Sore ini aku dan ibu menghabiskan waktu bersama dengan melakukan perawatan tubuh hanya berdua di dalam rumah. Ya, dalam situasi physical distancing seperti ini memang segalanya harus dilakukan secara mandiri di dalam rumah.
Televisi di kamarku masih menyala. Suara bising kipas juga masih terdengar. Suaranya samar karena kami tak berada di dalam kamar. Kebetulan saat itu acara yang tayang adalah sinema azab.

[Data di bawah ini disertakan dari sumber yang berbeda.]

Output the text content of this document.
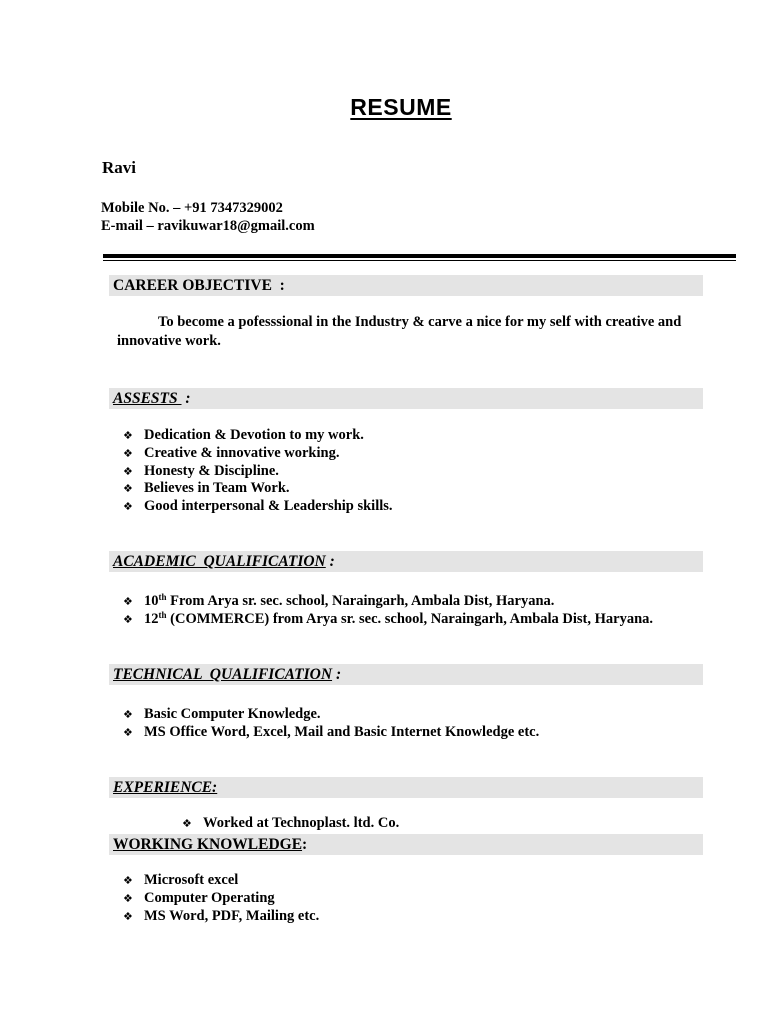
RESUME
Ravi
Mobile No. – +91 7347329002
E-mail – ravikuwar18@gmail.com
CAREER OBJECTIVE  :
To become a pofesssional in the Industry & carve a nice for my self with creative and innovative work.
ASSESTS  :
❖ Dedication & Devotion to my work.
❖ Creative & innovative working.
❖ Honesty & Discipline.
❖ Believes in Team Work.
❖ Good interpersonal & Leadership skills.
ACADEMIC  QUALIFICATION :
❖ 10th From Arya sr. sec. school, Naraingarh, Ambala Dist, Haryana.
❖ 12th (COMMERCE) from Arya sr. sec. school, Naraingarh, Ambala Dist, Haryana.
TECHNICAL  QUALIFICATION :
❖ Basic Computer Knowledge.
❖ MS Office Word, Excel, Mail and Basic Internet Knowledge etc.
EXPERIENCE:
❖ Worked at Technoplast. ltd. Co.
WORKING KNOWLEDGE:
❖ Microsoft excel
❖ Computer Operating
❖ MS Word, PDF, Mailing etc.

Ibu sempat kebingungan, cerita apalagi yang sekarang diceritakan. Kujelaskan bahwa dalam sinema itu menceritakan tentang seorang suami yang memiliki dua istri, sementara istri pertamanya tak mau dimadu.
Kata ibu, perempuan itu harus mampu menjadi sosok yang memuaskan suami. Katanya, supaya suami betah di rumah dan tidak jelalatan kesana-kemari. Aku termenung, sepersekian detik melamun. Bibirku tersenyum, tapi rasanya hatiku tersayat mendengar itu.
Lamat-lamat ku katakan, menjadi perempuan itu tak enak! Kenapa ya, perempuan harus menjadi apa yang laki-laki inginkan? Jika demikian, lantas kapan perempuan bisa menjadi apa yang dia inginkan?
Dapat kudengar keputusasaan dari suara ibu yang menjawab dengan pasrah. Ya mau bagaimana lagi, katanya. Sebagai perempuan memang harus begitu.
Tiba-tiba saja aku semakin murung. Entah kenapa aku merasa dunia tidak adil. Bisakah aku berdiri sebagaimana yang aku inginkan kelak? Ataukah mimpiku sebagai perempuan harus terputus karena restu dari seorang lelaki?
Tuhan, pun memang begini takdir yang kau berikan, aku yakin kasih-Mu akan lebih dari yang terbayangkan. Bantu aku untuk mendobrak apa yang selama ini didewakan. Ciptakanlah kesetaraan bagi perempuan dan laki-laki yang bukan hanya isapan jempol belaka.